Amazing – auch wenn der Wasserfall fehlt
Heute war ich wandern – den Levada Ribeira da Janela. Ein Weg, den ich schon lange mal wieder gehen wollte. Ganz am Ende läuft man durch einen Tunnel, kühl, feucht, dunkel. Am Ende dieses Tunnels ist diese wunderschöne Schlucht – tief, grün, beeindruckend. Normalerweise fällt hier ein Wasserfall hinab, doch heute war er verschwunden. Kein Rauschen, kein Tropfen, nur die Stille der Berge.
Als wir zurückliefen, kam uns eine Frau entgegen. Sie blieb kurz stehen und fragte auf Englisch:
„Is it amazing?“
Ich war kurz perplex und habe geantwortet:
„Ja, der Wasserfall ist leider nicht da. Aber es ist trotzdem amazing.“
Und während ich weiterging, dachte ich darüber nach, wie verrückt das eigentlich ist. Dieses ständige Höher, schneller, weiter. Lohnt es sich? Ist es amazing genug? Ist es das perfekte Foto für Instagram?
Vielleicht hatte die Frau Angst, durch den Tunnel zu laufen. Vielleicht war sie unsicher, ob sich der Weg lohnt. Aber wenn man schon auf dem Weg ist – warum nicht einfach weitergehen? Einfach schauen, was am Ende wartet.
Da steht man dann mitten in den Bergen, kein Mensch weit und breit. Nur Natur. Und ich frage mich: Wenn das nicht amazing genug ist – was dann?
Als ich nach Madeira gekommen bin, habe ich das Wort „amazing“ sehr oft benutzt – und ich benutze es immer noch.
Meistens für Dinge in der Natur, die mich jedes Mal aufs Neue erstaunen.
Ein Sonnenuntergang.

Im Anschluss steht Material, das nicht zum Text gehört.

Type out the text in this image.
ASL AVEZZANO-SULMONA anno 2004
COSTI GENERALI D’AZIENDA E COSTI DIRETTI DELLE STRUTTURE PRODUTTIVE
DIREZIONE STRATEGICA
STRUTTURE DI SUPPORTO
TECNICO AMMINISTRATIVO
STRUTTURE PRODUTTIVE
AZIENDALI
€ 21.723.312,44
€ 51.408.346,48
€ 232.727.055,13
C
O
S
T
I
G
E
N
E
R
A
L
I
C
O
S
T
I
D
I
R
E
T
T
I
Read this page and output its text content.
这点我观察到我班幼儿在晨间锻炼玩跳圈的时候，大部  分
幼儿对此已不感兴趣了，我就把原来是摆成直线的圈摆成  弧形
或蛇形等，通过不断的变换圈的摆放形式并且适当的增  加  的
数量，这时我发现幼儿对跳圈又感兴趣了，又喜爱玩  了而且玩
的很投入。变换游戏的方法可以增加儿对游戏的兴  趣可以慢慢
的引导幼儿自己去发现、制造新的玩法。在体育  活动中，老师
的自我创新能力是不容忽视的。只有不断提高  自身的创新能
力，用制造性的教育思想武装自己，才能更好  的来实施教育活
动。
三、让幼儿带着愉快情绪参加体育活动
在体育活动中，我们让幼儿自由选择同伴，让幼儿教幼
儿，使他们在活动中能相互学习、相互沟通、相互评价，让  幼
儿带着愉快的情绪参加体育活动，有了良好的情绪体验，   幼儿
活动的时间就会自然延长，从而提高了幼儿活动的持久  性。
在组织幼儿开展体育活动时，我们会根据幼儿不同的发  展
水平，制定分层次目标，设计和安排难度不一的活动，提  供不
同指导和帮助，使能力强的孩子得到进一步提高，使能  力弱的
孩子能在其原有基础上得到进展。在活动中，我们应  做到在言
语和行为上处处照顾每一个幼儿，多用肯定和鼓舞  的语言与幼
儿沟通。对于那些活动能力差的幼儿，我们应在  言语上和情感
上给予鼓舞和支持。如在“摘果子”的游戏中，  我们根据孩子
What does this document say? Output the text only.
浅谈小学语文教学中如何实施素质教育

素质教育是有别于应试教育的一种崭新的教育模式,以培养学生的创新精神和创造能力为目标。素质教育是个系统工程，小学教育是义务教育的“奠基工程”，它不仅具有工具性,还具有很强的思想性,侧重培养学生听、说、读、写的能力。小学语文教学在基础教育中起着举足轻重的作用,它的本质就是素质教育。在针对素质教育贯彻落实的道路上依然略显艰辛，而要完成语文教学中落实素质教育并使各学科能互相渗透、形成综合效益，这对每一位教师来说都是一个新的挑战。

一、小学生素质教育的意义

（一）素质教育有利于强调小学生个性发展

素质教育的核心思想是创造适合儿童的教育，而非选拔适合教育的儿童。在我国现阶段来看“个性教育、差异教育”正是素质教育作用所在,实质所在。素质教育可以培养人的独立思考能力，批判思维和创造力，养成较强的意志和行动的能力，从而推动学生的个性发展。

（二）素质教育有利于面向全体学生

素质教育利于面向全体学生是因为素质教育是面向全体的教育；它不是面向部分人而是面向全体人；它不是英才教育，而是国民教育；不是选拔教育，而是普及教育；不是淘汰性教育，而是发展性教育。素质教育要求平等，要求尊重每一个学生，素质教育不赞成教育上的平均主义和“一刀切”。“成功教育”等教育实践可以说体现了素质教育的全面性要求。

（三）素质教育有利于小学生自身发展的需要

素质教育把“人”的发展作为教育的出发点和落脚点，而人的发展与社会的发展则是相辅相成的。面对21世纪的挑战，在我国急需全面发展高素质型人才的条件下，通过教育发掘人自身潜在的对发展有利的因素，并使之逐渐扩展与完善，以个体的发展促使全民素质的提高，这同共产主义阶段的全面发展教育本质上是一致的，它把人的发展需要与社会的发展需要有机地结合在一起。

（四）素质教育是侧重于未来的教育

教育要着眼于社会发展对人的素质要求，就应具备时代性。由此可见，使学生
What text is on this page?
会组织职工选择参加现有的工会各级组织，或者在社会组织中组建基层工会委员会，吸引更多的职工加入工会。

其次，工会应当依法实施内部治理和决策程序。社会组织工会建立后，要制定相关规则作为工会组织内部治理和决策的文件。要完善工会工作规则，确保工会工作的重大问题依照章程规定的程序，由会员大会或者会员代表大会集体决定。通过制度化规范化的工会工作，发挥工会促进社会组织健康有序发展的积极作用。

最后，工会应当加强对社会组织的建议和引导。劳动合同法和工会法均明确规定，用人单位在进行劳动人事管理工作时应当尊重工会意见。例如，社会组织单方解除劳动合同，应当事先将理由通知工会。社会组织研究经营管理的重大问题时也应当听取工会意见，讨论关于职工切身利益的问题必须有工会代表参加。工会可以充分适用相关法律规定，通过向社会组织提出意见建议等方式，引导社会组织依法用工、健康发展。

Das Rauschen des Meeres. Die Farbe des Wassers. Das Grün der Bananenblätter im Wind. Alles amazing – wenn man kurz innehält.
Gleichzeitig sehe ich hier auf Madeira oft das Gegenteil: Wege, die gesperrt sind – aus gutem Grund.
Zum Beispiel gefährliche Levadas oder Pfade, bei denen Steinschlag droht oder das Gelände abrutscht.
Und trotzdem klettern Menschen über Absperrungen, einfach weil sie „den Spot“ noch sehen wollen, weil es dort ja so amazing sein soll.
Dabei vergessen viele, dass genau das, was so beeindruckend ist – die wilde, unberührte Natur – auch gefährlich sein kann.
Es gibt also immer zwei Seiten: das Staunen und den Respekt.
Deshalb mache ich so viele Stories, einfach von der Natur. Nicht, weil es ein Insta-Spot ist, sondern weil ich finde, dass jeder Moment es wert ist, gesehen zu werden – auch ohne Risiko.
Also:
Genieß den Moment.
Er kann amazing sein – auch wenn kein Wasserfall da ist.